“Well, the beggar will scarcely come up at Highmead for a third licking,” observed the Hon. Tolshunt.
“No, poor Walter,” said Lady Chelmer. “He thought he’d be sure to get in this time, but he’s quite crushed now. Wasn’t it actually two thousand votes less than last time?”
“Two thousand and thirty-three,” replied Lord Woodham, with punctilious inaccuracy.
Involuntarily Amber’s eyes turned in search of the crushed candidate whom she almost saw flattened beneath the 2033 votes, and whom it would scarcely have been a surprise to find asquat under a carriage, humbly assisting the footmen to pack the dirty plates. But before she had time to decide which of the unlively men, loitering round the carriages or helping stout old dowagers up slim iron ladders, was sufficiently lugubrious to be identified as the martyr of the ballot-box, she was absorbed by a tall, masterful figure, whose face had the radiance of easeful success, and whose hands were clapping at some nuance of style which had escaped the palms of the great circular mob.
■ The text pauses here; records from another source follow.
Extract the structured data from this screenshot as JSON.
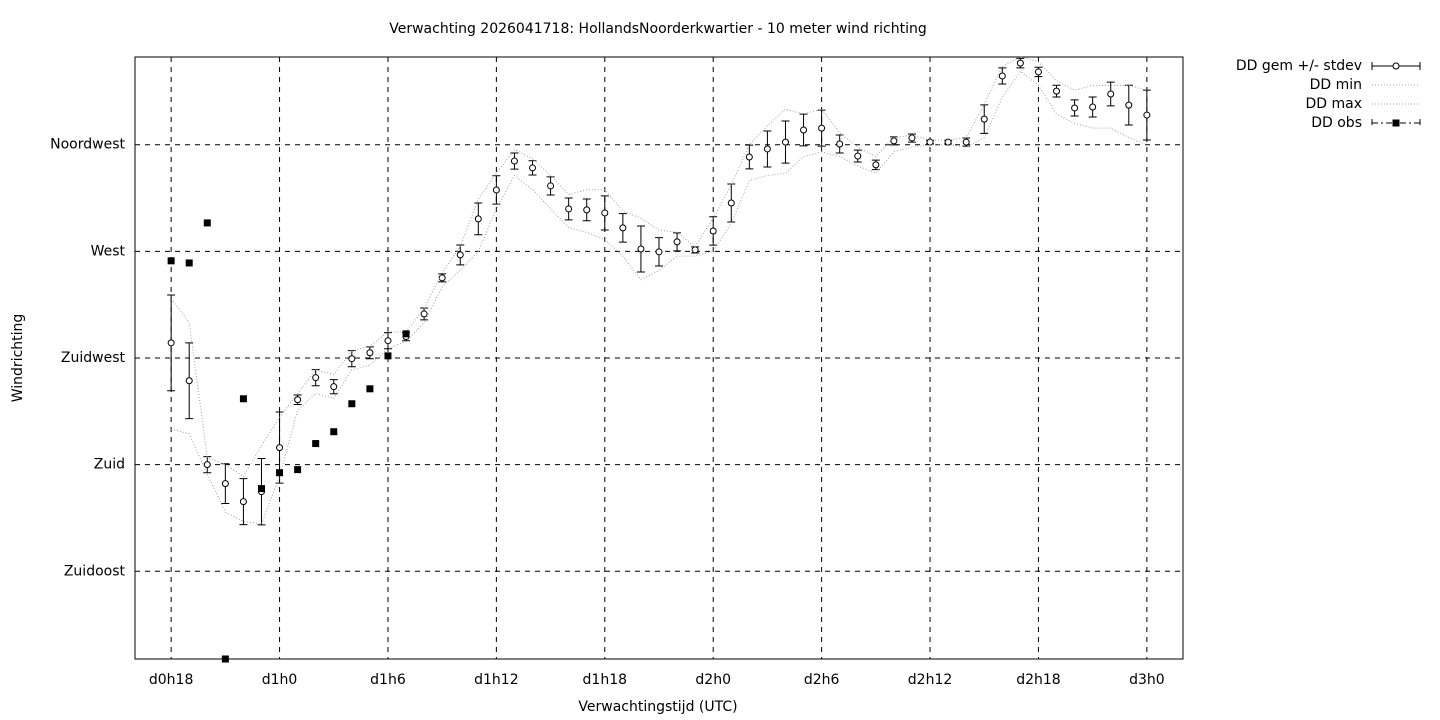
{
  "chart_data": {
    "type": "line",
    "title": "Verwachting 2026041718: HollandsNoorderkwartier - 10 meter wind richting",
    "x_label": "Verwachtingstijd (UTC)",
    "y_label": "Windrichting",
    "x": [
      18,
      19,
      20,
      21,
      22,
      23,
      24,
      25,
      26,
      27,
      28,
      29,
      30,
      31,
      32,
      33,
      34,
      35,
      36,
      37,
      38,
      39,
      40,
      41,
      42,
      43,
      44,
      45,
      46,
      47,
      48,
      49,
      50,
      51,
      52,
      53,
      54,
      55,
      56,
      57,
      58,
      59,
      60,
      61,
      62,
      63,
      64,
      65,
      66,
      67,
      68,
      69,
      70,
      71,
      72
    ],
    "xlim": [
      16,
      74
    ],
    "xticks": [
      {
        "value": 18,
        "label": "d0h18"
      },
      {
        "value": 24,
        "label": "d1h0"
      },
      {
        "value": 30,
        "label": "d1h6"
      },
      {
        "value": 36,
        "label": "d1h12"
      },
      {
        "value": 42,
        "label": "d1h18"
      },
      {
        "value": 48,
        "label": "d2h0"
      },
      {
        "value": 54,
        "label": "d2h6"
      },
      {
        "value": 60,
        "label": "d2h12"
      },
      {
        "value": 66,
        "label": "d2h18"
      },
      {
        "value": 72,
        "label": "d3h0"
      }
    ],
    "ylim": [
      98,
      352
    ],
    "yticks": [
      {
        "value": 135,
        "label": "Zuidoost"
      },
      {
        "value": 180,
        "label": "Zuid"
      },
      {
        "value": 225,
        "label": "Zuidwest"
      },
      {
        "value": 270,
        "label": "West"
      },
      {
        "value": 315,
        "label": "Noordwest"
      }
    ],
    "grid": true,
    "legend": "outside-right",
    "series": [
      {
        "name": "DD gem +/- stdev",
        "color": "#000000",
        "style": "errorbars",
        "values": [
          231.4,
          215.4,
          180,
          172,
          164.4,
          168.6,
          187.2,
          207.4,
          216.7,
          212.9,
          224.7,
          227.2,
          232.3,
          234,
          243.6,
          258.8,
          268.5,
          283.7,
          295.9,
          308.1,
          305.2,
          297.6,
          287.9,
          287.5,
          286.2,
          279.9,
          271,
          269.8,
          274,
          270.6,
          278.6,
          290.4,
          309.8,
          313.2,
          316.1,
          321.2,
          322,
          315.3,
          310.2,
          306.5,
          316.6,
          317.8,
          316.1,
          316.1,
          316.1,
          325.8,
          344,
          349.4,
          345.7,
          337.6,
          330.5,
          330.9,
          336.4,
          331.7,
          327.5
        ],
        "errors": [
          20.2,
          16,
          3.4,
          8.4,
          9.7,
          14,
          15,
          2,
          3.4,
          3,
          3.4,
          2.5,
          3.4,
          1.7,
          2.5,
          1.7,
          4.2,
          6.7,
          6,
          3.4,
          3,
          3.8,
          4.6,
          4.6,
          7.2,
          6,
          9.7,
          6,
          3.8,
          1.3,
          6,
          8,
          5,
          7.6,
          8.9,
          6.7,
          7.6,
          3.8,
          2.5,
          2,
          1.7,
          1.7,
          0.8,
          0.8,
          1.7,
          6,
          3.4,
          2,
          2,
          2.5,
          3.4,
          4.2,
          5,
          8.4,
          10.5
        ]
      },
      {
        "name": "DD min",
        "color": "#a0a0a0",
        "style": "dotted",
        "values": [
          195,
          193,
          176,
          160,
          156,
          155,
          175,
          203,
          210,
          208,
          220,
          222,
          229,
          232,
          240,
          255,
          262,
          270,
          288,
          302,
          296,
          288,
          280,
          278,
          275,
          268,
          258,
          262,
          268,
          268,
          270,
          282,
          300,
          302,
          303,
          310,
          312,
          310,
          306,
          303,
          312,
          314,
          315,
          315,
          314,
          318,
          335,
          346,
          340,
          328,
          324,
          322,
          322,
          318,
          315
        ]
      },
      {
        "name": "DD max",
        "color": "#a0a0a0",
        "style": "dotted",
        "values": [
          250,
          240,
          183,
          180,
          175,
          188,
          200,
          210,
          220,
          218,
          228,
          230,
          236,
          236,
          246,
          261,
          272,
          292,
          303,
          313,
          309,
          302,
          294,
          296,
          296,
          287,
          284,
          279,
          278,
          272,
          284,
          298,
          315,
          323,
          330,
          328,
          330,
          320,
          314,
          310,
          318,
          319,
          317,
          317,
          318,
          332,
          348,
          352,
          350,
          342,
          338,
          340,
          340,
          340,
          338
        ]
      },
      {
        "name": "DD obs",
        "color": "#000000",
        "style": "squares",
        "values": [
          266,
          265.1,
          282,
          98,
          207.8,
          169.9,
          176.6,
          177.9,
          188.9,
          193.9,
          205.7,
          212,
          225.9,
          235.2,
          null,
          null,
          null,
          null,
          null,
          null,
          null,
          null,
          null,
          null,
          null,
          null,
          null,
          null,
          null,
          null,
          null,
          null,
          null,
          null,
          null,
          null,
          null,
          null,
          null,
          null,
          null,
          null,
          null,
          null,
          null,
          null,
          null,
          null,
          null,
          null,
          null,
          null,
          null,
          null,
          null
        ]
      }
    ]
  }
}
“I can’t see any Walter Bassett,” she murmured absently.
“Why, you are staring straight at him,” said Lady Chelmer.
Miss Roan did not reply, but her face was eloquent of her astonishment, and when her face spoke, it was with that vivacity which is the American accent of beauty. What wonder if the Hon. Tolshunt Darcy paid heed to it, although he liked what it said less than the form of expression! As he used to put it in after days, “She gave one look, and threw herself away from the top of that drag.” The more literal truth was that she drew Walter Bassett up to the top of that drag.
Lady Chelmer protested in vain that she could not halloo to the man.
“You knew his mother,” Amber replied. “And he’s got no seat.”
“Quite symbolical! He, he, he!” and the old Marquis chuckled and cackled in solitary amusement. “Let’s offer him one,” he went on, half to enjoy the joke a little longer, half to utilise the opportunity of bringing his Ministerial wisdom to bear upon this erratic young man.
“I don’t see where there’s room,” said the Hon. Tolshunt Darcy, sulkily.
“There’s room on the front bench,” cackled the Marquis, shaking his sides.
“Oh, I don’t want you to roll off for him,” said Miss Roan, who treated Ministerial Marquises with a contempt that bred in them a delightful sense of familiarity. “Tolshunt can sit opposite me—he’s stared at the cricket long enough.”
Tolshunt blushed with apparent irrelevance. But even the prospect of staring at Amber more comfortably did not reconcile him to displacement. “It’s so awkward meeting a fellow who’s had a tumble,” he grumbled. “It’s like having to condole with a man fresh from a funeral.”
“There doesn’t seem much black about Walter Bassett,” Amber laughed. And at this moment—the dull end of a “maiden over”—the radiant personage in question turned his head, and perceiving Lady Chelmer’s massive smile, acknowledged her recognition with respectful superiority, whereupon her Ladyship beckoned him with her best parasol manner.